I don’t know if staying in college four years ultimately helped or hurt Young’s NBA chances. I do think, luckily for him, that his talents translate to pro basketball a little better than Mr. Tebow’s translate to pro football.
Fits with the Pistons because …
First and foremost, defense. Young has had great physical tools — size, athleticism and an impressive physique — since virtually the second he arrived on campus at Florida. Though there is a wealth of data available that shows he probably should’ve left for the NBA much sooner, I also don’t discount that fact that Young undoubtedly became a better, smarter basketball player while at Florida, most notably on the defensive end. He was the SEC Defensive Player of the Year, he moves his feet well, he’s a decent rebounder and a decent shot-blocker. And that impressive physique he had as a freshman? That’s only got more impressive as he’s matured.
Young’s probably not a starting-caliber NBA player. But Young has been an integral part of winning teams at Florida, he’s hard-working, he’s been well-coached, he’s defensive-minded, he’s strong, he’s athletic and he plays hard and with intensity. Anyone the Pistons take in the second round won’t necessarily be a lock to make the roster, so they could do worse than taking a player like Young, who will undoubtedly work and push everyone in the summer and in camp for a spot. And if he does make the team, his ability to defend might eventually allow him to break into a rotation that includes too few players who are adequate defensively at this point.

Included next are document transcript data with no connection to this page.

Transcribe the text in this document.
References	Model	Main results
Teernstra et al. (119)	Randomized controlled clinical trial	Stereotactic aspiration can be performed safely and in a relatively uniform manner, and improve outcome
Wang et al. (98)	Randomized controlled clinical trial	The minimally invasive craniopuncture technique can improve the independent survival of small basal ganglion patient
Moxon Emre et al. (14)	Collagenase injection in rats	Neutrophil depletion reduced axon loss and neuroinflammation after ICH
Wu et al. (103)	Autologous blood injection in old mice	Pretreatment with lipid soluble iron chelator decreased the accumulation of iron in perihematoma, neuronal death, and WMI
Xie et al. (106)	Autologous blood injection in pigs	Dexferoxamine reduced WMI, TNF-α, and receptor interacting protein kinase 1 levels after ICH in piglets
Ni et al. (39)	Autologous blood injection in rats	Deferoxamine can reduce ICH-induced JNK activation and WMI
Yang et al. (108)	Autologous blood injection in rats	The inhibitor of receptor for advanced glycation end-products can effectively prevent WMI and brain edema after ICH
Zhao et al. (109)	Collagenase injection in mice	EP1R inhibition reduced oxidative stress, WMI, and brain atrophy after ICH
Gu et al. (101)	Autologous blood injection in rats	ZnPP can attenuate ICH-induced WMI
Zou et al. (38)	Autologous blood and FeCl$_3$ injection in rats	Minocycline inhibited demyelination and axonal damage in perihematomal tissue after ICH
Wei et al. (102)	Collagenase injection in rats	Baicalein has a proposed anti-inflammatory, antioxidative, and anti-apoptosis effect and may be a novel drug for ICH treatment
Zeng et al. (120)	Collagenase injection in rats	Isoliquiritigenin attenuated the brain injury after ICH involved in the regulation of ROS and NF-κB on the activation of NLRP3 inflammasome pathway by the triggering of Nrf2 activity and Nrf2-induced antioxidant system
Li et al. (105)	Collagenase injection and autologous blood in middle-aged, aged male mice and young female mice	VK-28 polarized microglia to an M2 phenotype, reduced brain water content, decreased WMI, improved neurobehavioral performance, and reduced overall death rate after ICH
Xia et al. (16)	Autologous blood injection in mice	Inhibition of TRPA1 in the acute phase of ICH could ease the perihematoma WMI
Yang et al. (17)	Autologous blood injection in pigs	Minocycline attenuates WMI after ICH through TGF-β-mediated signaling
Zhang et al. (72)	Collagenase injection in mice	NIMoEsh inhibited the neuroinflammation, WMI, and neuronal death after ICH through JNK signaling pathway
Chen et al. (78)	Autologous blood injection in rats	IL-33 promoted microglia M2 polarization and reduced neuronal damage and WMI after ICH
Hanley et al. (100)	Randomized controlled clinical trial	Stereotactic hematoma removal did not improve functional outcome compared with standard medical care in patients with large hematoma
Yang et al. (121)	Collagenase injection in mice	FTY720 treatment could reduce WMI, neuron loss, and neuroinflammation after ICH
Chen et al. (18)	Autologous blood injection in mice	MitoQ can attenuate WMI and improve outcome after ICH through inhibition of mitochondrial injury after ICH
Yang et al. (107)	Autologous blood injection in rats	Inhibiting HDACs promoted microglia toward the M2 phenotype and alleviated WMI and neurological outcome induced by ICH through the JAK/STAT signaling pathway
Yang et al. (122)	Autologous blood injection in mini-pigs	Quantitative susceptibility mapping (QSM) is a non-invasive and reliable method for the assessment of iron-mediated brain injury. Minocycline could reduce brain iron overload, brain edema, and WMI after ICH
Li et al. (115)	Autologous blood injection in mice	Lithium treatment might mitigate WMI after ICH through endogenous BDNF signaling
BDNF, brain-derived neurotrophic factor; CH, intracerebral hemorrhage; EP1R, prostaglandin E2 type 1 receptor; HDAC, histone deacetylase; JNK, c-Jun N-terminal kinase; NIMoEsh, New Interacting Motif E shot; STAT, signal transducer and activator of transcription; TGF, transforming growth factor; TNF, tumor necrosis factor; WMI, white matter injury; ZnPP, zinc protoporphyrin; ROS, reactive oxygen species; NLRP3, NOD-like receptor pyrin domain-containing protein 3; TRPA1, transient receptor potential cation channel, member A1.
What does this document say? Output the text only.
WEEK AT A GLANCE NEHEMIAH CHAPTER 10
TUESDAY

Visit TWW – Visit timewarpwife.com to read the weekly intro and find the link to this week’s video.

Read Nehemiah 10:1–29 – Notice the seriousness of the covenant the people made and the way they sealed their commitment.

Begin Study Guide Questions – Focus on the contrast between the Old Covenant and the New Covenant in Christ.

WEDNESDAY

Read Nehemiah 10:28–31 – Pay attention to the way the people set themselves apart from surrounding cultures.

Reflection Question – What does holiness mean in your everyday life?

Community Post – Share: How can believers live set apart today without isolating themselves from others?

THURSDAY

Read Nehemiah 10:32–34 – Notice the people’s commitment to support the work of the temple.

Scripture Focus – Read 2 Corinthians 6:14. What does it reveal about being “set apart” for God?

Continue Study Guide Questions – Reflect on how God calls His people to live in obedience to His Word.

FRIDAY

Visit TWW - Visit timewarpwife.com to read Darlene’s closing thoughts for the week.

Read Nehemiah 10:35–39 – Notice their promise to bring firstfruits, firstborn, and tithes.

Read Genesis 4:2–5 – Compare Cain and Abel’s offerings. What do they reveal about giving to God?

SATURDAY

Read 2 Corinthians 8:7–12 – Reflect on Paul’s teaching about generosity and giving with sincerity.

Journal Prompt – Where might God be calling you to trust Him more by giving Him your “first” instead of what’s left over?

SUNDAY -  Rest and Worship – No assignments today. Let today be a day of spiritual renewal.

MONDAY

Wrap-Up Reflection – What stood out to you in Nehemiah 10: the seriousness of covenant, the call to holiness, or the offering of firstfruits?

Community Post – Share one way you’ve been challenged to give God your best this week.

Also, the Pistons once had an offensively-limited center who was great defensively, was a monster in the weight room and was extremely hard-working. That profile resulted in a pretty successful NBA career for Ben Wallace, so if Young is going to follow a best-case scenario, that might be the guy to model. Young has light years to go as a rebounder and shot blocker before the Wallace comparison is close to apt, but their physiques, athleticism and defensive ability make them somewhat comparable if absolutely everything goes right for Young at the next level.
Doesn’t fit with the Pistons because …
Young was remarkably consistent during his four years at Florida. That’s both a testament to his readiness for college basketball right out of high school and a red flag that he may already be close to maximizing his upside as a prospect. In a deep draft, the Pistons should be picking low enough in the second round that prospects with more upside still should be available. Young might be a good test case for whoever the Pistons’ new regime ends up being — do they go with a surer, albeit more limited, prospect like Young in the second round or do they go after a less productive, high risk/high reward player with more upside?
From the Experts
Young does nothing flashy, but he has an NBA body, is a warrior in the paint, plays great defense and rarely makes mistakes. He’s never going to be a scorer (though he has improved in that area), but he has the makings of a decent backup big in the NBA.
Defensively, Young’s physical tools alone – his top-tier explosiveness, strength, lateral quickness, and length, in particular – allow him to be a competitive defender at this level, even if he is undersized for the NBA center position. Luckily, he also shows solid focus and energy on defense, guarding a variety of variety of NBA caliber post players and doing a fairly good job of holding his position and denying his man the ball. He is not outstanding guarding perimeter oriented big men, where he oftentimes fails to maintain his stance when taken off the dribble and struggles to close out on shooters. He also could stand to improve guarding the pick-and-roll, as he sometimes loses track of his man and allows open jump shots.